There is a belief that movies are but a dream. Like in a dream, a movie has a set of distorted images that are put together in a logical sequence by the director. Now, these images may not necessarily have a narrative coherence, but the fact that it holds the story together; yields in telling a certain story, is what forms the screenplay. At least this is a theory that veteran screenwriter David Mamet subscribes to. You could argue that the Greek filmmaker Yorgos Lanthimos’ movies too are born out of a similar school of thought.
You cannot put pen to paper, trying to offer a rational explanation for the tropes and narrative choices that Lanthimos employs. His movies are not what the others describe them to be: “dark” and “unsettling”. They are more about “mood” and “feelings”. Lanthimos dreams on white paper and the results are as wildly satisfying as the first poster of The Lobster . His short film, Nimic , too, unfolds in what appears like a “dream” and has a pessimistic view of life.
It opens with a man (Matt Dillon) waking up from sleep to an orchestral piece of music running in the background, cut short by a voice. It produces a distorted effect for the good. He resumes his perfectly normal day with his perfectly normal family (with his perfectly normal wife and three kids), having a perfectly normal breakfast: boiled eggs. The score still plays in the background and segues into the next scene, where we see the unnamed man actually playing the cello for the track.

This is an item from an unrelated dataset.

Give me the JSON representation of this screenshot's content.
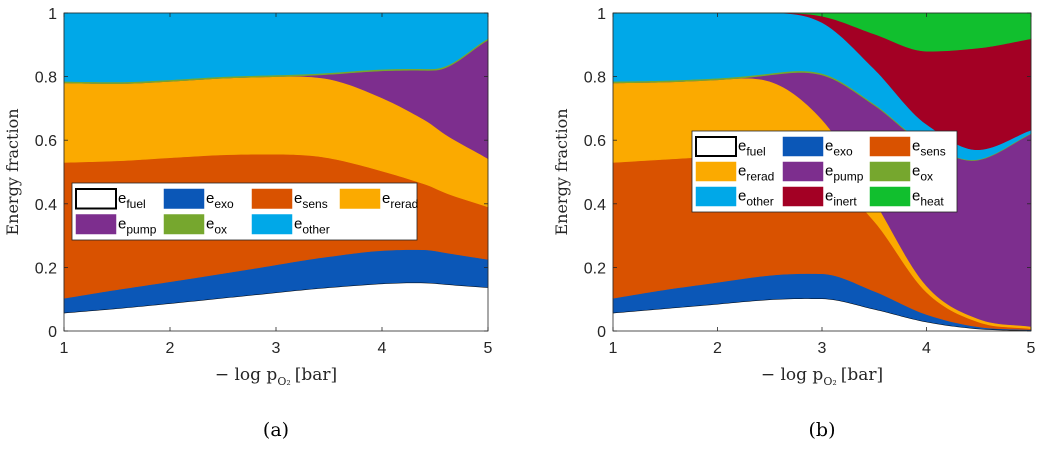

And the voice that interrupts the music is by his conductor.
In under two minutes, Lathimos not alone establishes the somewhat distant-looking protagonist of Nimic , but also what keeps him aloof and, perhaps, away from his family. He finishes his perfectly normal recording at the studio and leaves for home. On the way back in a subway train, a chance encounter with a stranger, a woman, and a seemingly innocent question: “Do you have the time?” lands him into more pitfalls, when she returns the question. The train sequence reminded me of another short on existentialism and identity: Paul Thomas Anderson’s Anima .
The tonality of Nimic changes to a playful macabre-ish when the woman begins to follow him and his movements. In other words, she “mimics” every move of his. When he brings home flowers for his wife, she carries one too. When he says, “You’re my better half,” she completes the sentence along with him. The family, like the audience, is baffled at the split image of their “father/husband”.
Who is original and who is fake? Or does it matter at all? Let us say you remove a piece from jenga but it doesn’t affect the larger picture, then does it count as you have replaced one thing with another? To put it better, what if you woke up one day to realise your role as an individual has been replaced by another? It is like when the credits roll in Nimic , when you see a letter or two removed from everyone’s names — Yorg(o)s Lanthimos. The 12-minute short throws some interesting questions on the purpose of one’s existence with welcoming possibilities.
Could you think of any other exciting filmmaker, apart from Yorgos Lanthimos, the mastermind that brought us The Killing of a Sacred Deer and my favourite, The Lobster , who has constantly been experimenting with the narrative form? Of course, there is David Lynch but he isn’t “active” any more. Nimic reiterates why Lanthimos is the most original voice we have right now.